M. XIA JINGGE (Chine) a affirmé que la réalisation des droits économiques, sociaux et culturels constituait un défi pour les pays en développement, les dividendes de la mondialisation ne parvenant pas à tous les pays. De nombreux pays en développement sont confrontés au danger d'être marginalisés dans l'économie mondiale. Dans le cadre de la réalisation du droit à l'emploi, la Chine a entrepris des efforts considérables pour assurer la formation et la qualification de ses travailleurs. Le droit à une juste rémunération est en outre pris en compte comme en témoigne la hausse progressive du niveau des salaires au cours des dernières années.
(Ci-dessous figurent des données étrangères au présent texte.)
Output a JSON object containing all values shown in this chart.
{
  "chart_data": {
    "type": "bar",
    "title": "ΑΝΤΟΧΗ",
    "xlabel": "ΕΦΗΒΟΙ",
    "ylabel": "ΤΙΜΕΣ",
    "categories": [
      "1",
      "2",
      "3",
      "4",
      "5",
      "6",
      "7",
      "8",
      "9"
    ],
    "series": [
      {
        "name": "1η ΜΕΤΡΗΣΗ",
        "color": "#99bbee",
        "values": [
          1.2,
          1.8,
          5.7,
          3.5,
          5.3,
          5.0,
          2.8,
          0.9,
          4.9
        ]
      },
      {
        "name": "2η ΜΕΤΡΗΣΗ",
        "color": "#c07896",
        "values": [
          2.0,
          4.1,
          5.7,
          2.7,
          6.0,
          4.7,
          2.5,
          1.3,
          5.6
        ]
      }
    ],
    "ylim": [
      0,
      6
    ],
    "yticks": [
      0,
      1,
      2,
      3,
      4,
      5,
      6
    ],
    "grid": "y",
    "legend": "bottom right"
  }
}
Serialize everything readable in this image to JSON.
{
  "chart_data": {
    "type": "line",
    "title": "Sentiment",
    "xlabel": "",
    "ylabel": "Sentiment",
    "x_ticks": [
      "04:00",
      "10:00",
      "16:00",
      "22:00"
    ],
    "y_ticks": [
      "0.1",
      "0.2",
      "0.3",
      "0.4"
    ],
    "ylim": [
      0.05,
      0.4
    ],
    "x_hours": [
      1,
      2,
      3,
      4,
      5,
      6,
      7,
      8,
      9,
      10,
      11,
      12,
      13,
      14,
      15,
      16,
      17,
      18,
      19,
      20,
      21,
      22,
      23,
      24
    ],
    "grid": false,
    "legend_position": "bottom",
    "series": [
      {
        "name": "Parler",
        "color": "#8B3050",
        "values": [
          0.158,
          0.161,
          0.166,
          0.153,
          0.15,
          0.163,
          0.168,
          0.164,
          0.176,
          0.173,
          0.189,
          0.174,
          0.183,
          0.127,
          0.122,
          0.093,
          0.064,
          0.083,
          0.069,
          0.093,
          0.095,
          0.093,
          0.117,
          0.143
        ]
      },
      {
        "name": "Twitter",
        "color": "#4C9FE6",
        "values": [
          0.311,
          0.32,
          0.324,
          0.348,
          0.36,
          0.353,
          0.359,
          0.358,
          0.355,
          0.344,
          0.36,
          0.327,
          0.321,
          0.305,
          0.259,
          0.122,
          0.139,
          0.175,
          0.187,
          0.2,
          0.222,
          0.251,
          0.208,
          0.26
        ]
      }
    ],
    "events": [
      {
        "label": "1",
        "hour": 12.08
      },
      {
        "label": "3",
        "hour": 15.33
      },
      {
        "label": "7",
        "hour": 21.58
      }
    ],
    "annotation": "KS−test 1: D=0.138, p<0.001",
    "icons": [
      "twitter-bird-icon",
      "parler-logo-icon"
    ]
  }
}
Afin de protéger le droit à la sécurité sociale, le Gouvernement a mis en place un système de sécurité sociale «préliminaire» qui intègre un régime de pension de base dans les villes et les banlieues, un système garantissant un niveau de vie minimum et des programmes d'assurance médicale et chômage. La Chine s'efforce en outre de promulguer des lois pour assurer la protection des travailleurs agricoles. Le Gouvernement a ainsi pris, dans la plupart des régions du pays, des mesures en faveur de réductions importantes des taxes agricoles, le but étant de parvenir à une exemption en 2006. Le représentant chinois a également mis l'accent sur les mesures prises et les ressources débloquées par le Gouvernement pour créer les conditions favorables à la réalisation du droit à l'éducation en Chine.